The LARSOCS project (Low Altitude Remote Sensing Over Compact Sites) seeks to arm the DoCA with a series of programmable Unmanned Aerial Vehicles (UAVs, better known as drones), that could help document excavation sites, while also providing data that can be translated into site maps and three-dimensional (3D) models.

Funded by the Research, Innovation and Development Trust (RIDT), LARSOCS is truly the sum of its parts, and has brought together an eclectic interdisciplinary team of researchers. Dr Ing. Marc Anthony Azzopardi and Dr Ing. Brian Żammit (Department of Electronic Systems Engineering, Faculty of Engineering, UM) worked on the hardware design of an innovative control system with engineering graduate Karl Galea. Dr Charles Galdies (Institute of Earth Sciences, UM) took on image processing, correcting the collected images to allow measurements to be taken from them, while Dr Gianmarco Alberti from Italy worked on image processing and analysis for 3D modelling. Finally, Dr Maxine Anastasi (DoCA) worked with Dr Ing. John Charles Betts, project coordinator and lecturer (DoCA), on the work’s applications. Flights were piloted by Żammit and Betts.

The team was later joined by Masters student Mannaïg L’Haridon (French National School of Geomatics, Paris). She turned out to be a windfall for the project, taking part in planning and carrying out the drone flights herself. She produced rectified images and photomosaics, large-scale detailed images built up by combining photographs of small areas. She also introduced the team to the open-source MicMac 3D software for image correction and three-dimensional model generation, a programme that was not only useful but also reduced costs considerably.

Harpy’s shadow over Roman tiles at Zejtun site

‘By remote sensing, the drones—named Harpy, Hera, and Hercules—capture data from a distance, and present it in various forms: from realistic images, to false colour showing variations in height, or point clouds used as the basis of virtual 3D models,’ explains Betts. The crux of the innovation lies in the design of a Local Positioning System (LPS) that would allow these off-the-shelf, low-cost drones to be flown at much lower heights than normal, both above ground and in confined spaces.

At the end of the first phase the LARSOCS team had managed to operate their drones manually and with pre-programmed flight instructions. The LPS design is now complete, which means that in the second phase of the project the team will construct drones that are capable of fully-automated flight at very low altitudes.

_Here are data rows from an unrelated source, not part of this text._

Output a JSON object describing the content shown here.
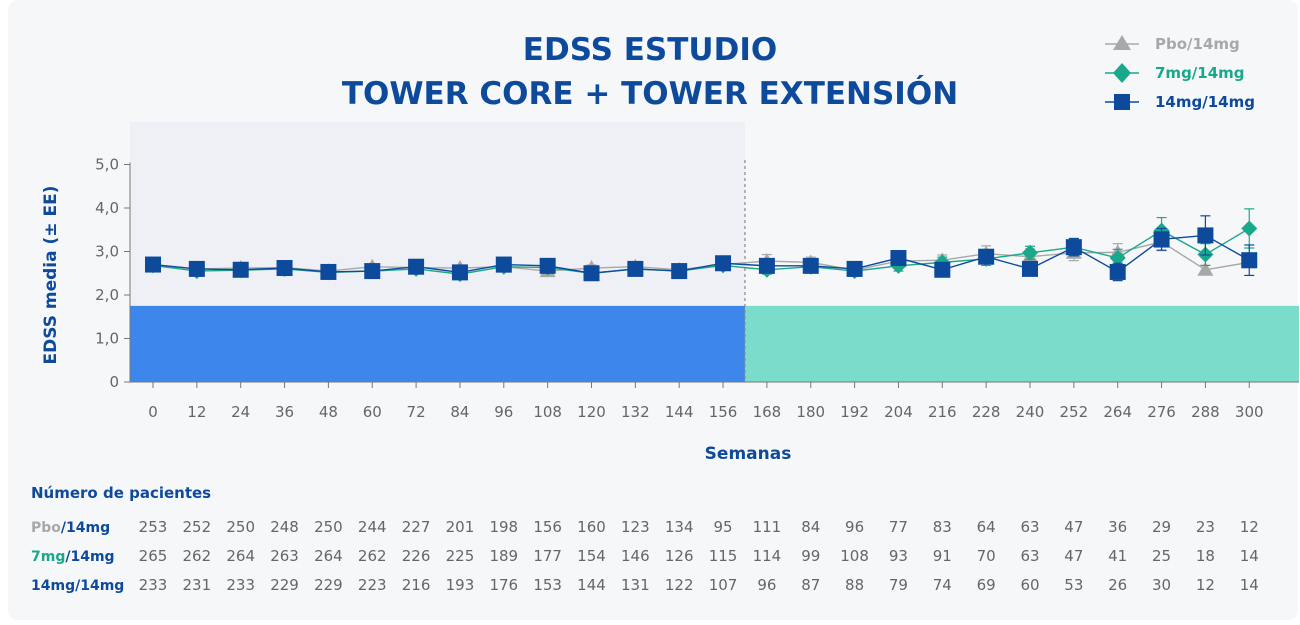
{
  "colors": {
    "title": "#0d4a9c",
    "pbo": "#a8a8a8",
    "mg7": "#1aa88a",
    "mg14": "#0d4a9c",
    "core_band": "#3d87ec",
    "ext_band": "#7bdccc",
    "core_bg": "#eff0f6"
  },
  "chart_data": {
    "type": "line",
    "title_lines": [
      "EDSS ESTUDIO",
      "TOWER CORE + TOWER EXTENSIÓN"
    ],
    "xlabel": "Semanas",
    "ylabel": "EDSS media (± EE)",
    "ylim": [
      0,
      5
    ],
    "y_ticks": [
      "0",
      "1,0",
      "2,0",
      "3,0",
      "4,0",
      "5,0"
    ],
    "x": [
      0,
      12,
      24,
      36,
      48,
      60,
      72,
      84,
      96,
      108,
      120,
      132,
      144,
      156,
      168,
      180,
      192,
      204,
      216,
      228,
      240,
      252,
      264,
      276,
      288,
      300
    ],
    "core_end_week": 162,
    "band_top": 1.75,
    "legend_position": "top-right",
    "series": [
      {
        "name": "Pbo/14mg",
        "marker": "triangle",
        "color_key": "pbo",
        "values": [
          2.7,
          2.6,
          2.62,
          2.63,
          2.55,
          2.65,
          2.63,
          2.62,
          2.65,
          2.55,
          2.62,
          2.65,
          2.58,
          2.7,
          2.78,
          2.75,
          2.57,
          2.78,
          2.8,
          2.95,
          2.88,
          2.97,
          2.98,
          3.22,
          2.58,
          2.75
        ],
        "err": [
          0.05,
          0.05,
          0.05,
          0.05,
          0.05,
          0.05,
          0.05,
          0.06,
          0.06,
          0.07,
          0.07,
          0.08,
          0.08,
          0.09,
          0.15,
          0.12,
          0.12,
          0.12,
          0.12,
          0.18,
          0.18,
          0.18,
          0.2,
          0.2,
          0.1,
          0.1
        ]
      },
      {
        "name": "7mg/14mg",
        "marker": "diamond",
        "color_key": "mg7",
        "values": [
          2.68,
          2.55,
          2.57,
          2.6,
          2.52,
          2.55,
          2.6,
          2.48,
          2.65,
          2.63,
          2.5,
          2.6,
          2.55,
          2.68,
          2.58,
          2.65,
          2.55,
          2.67,
          2.75,
          2.83,
          2.97,
          3.1,
          2.85,
          3.48,
          2.93,
          3.53
        ],
        "err": [
          0.05,
          0.05,
          0.05,
          0.05,
          0.05,
          0.05,
          0.05,
          0.06,
          0.06,
          0.07,
          0.07,
          0.08,
          0.08,
          0.09,
          0.1,
          0.1,
          0.12,
          0.12,
          0.12,
          0.15,
          0.15,
          0.18,
          0.2,
          0.3,
          0.25,
          0.45
        ]
      },
      {
        "name": "14mg/14mg",
        "marker": "square",
        "color_key": "mg14",
        "values": [
          2.7,
          2.6,
          2.58,
          2.62,
          2.53,
          2.55,
          2.65,
          2.52,
          2.7,
          2.67,
          2.5,
          2.6,
          2.55,
          2.73,
          2.67,
          2.67,
          2.6,
          2.85,
          2.58,
          2.88,
          2.6,
          3.1,
          2.53,
          3.28,
          3.37,
          2.8
        ],
        "err": [
          0.05,
          0.05,
          0.05,
          0.05,
          0.05,
          0.05,
          0.05,
          0.06,
          0.06,
          0.07,
          0.07,
          0.08,
          0.08,
          0.09,
          0.1,
          0.1,
          0.12,
          0.12,
          0.12,
          0.15,
          0.15,
          0.2,
          0.2,
          0.25,
          0.45,
          0.35
        ]
      }
    ]
  },
  "patients": {
    "heading": "Número de pacientes",
    "rows": [
      {
        "label_a": "Pbo",
        "label_b": "/14mg",
        "color_key": "pbo",
        "values": [
          "253",
          "252",
          "250",
          "248",
          "250",
          "244",
          "227",
          "201",
          "198",
          "156",
          "160",
          "123",
          "134",
          "95",
          "111",
          "84",
          "96",
          "77",
          "83",
          "64",
          "63",
          "47",
          "36",
          "29",
          "23",
          "12"
        ]
      },
      {
        "label_a": "7mg",
        "label_b": "/14mg",
        "color_key": "mg7",
        "values": [
          "265",
          "262",
          "264",
          "263",
          "264",
          "262",
          "226",
          "225",
          "189",
          "177",
          "154",
          "146",
          "126",
          "115",
          "114",
          "99",
          "108",
          "93",
          "91",
          "70",
          "63",
          "47",
          "41",
          "25",
          "18",
          "14"
        ]
      },
      {
        "label_a": "14mg/14mg",
        "label_b": "",
        "color_key": "mg14",
        "values": [
          "233",
          "231",
          "233",
          "229",
          "229",
          "223",
          "216",
          "193",
          "176",
          "153",
          "144",
          "131",
          "122",
          "107",
          "96",
          "87",
          "88",
          "79",
          "74",
          "69",
          "60",
          "53",
          "26",
          "30",
          "12",
          "14"
        ]
      }
    ]
  }
}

‘The funding has given the department some incredible new tools, which have allowed us to create 3D models, and digital elevation models of a quarry site in the Clapham Junction area near Siġġiewi, and a 330MB-photomosaic of the Żejtun Punic/Roman fieldwork site,’ Betts continues.

‘This changes everything. Until now, we have mostly relied on drawings, written text, and traditional photography when documenting excavations that are reburied after discovery. Now, through the use of these drones and specific software, we can have a very comprehensive graphic record of what has been unearthed. This can be used in tandem with the written data record and drawings for further research, or even to create 3D virtual models to be displayed within museums.’

LARSOCS, although officially closed as a project, is still very much alive, and plans are being made to launch Phase Two, which will continue building on what has been achieved so far. Betts and the team are already on the hunt for future applications of the technology, including virtual reality tours, as well as design and manufacture of 3D-printed solid models intended for visually impaired people.

‘Although this was a small-scale project, it’s a force multiplier and a game changer,’ says Betts. ‘And not just for those involved in Archaeology and its related disciplines. Collaboration is definitely on the cards. In the future it could be used by others within the UM, across areas as diverse as geoscience and agriculture, IT, and engineering and environmental studies that reap the benefits of this work by applying it to new concepts.’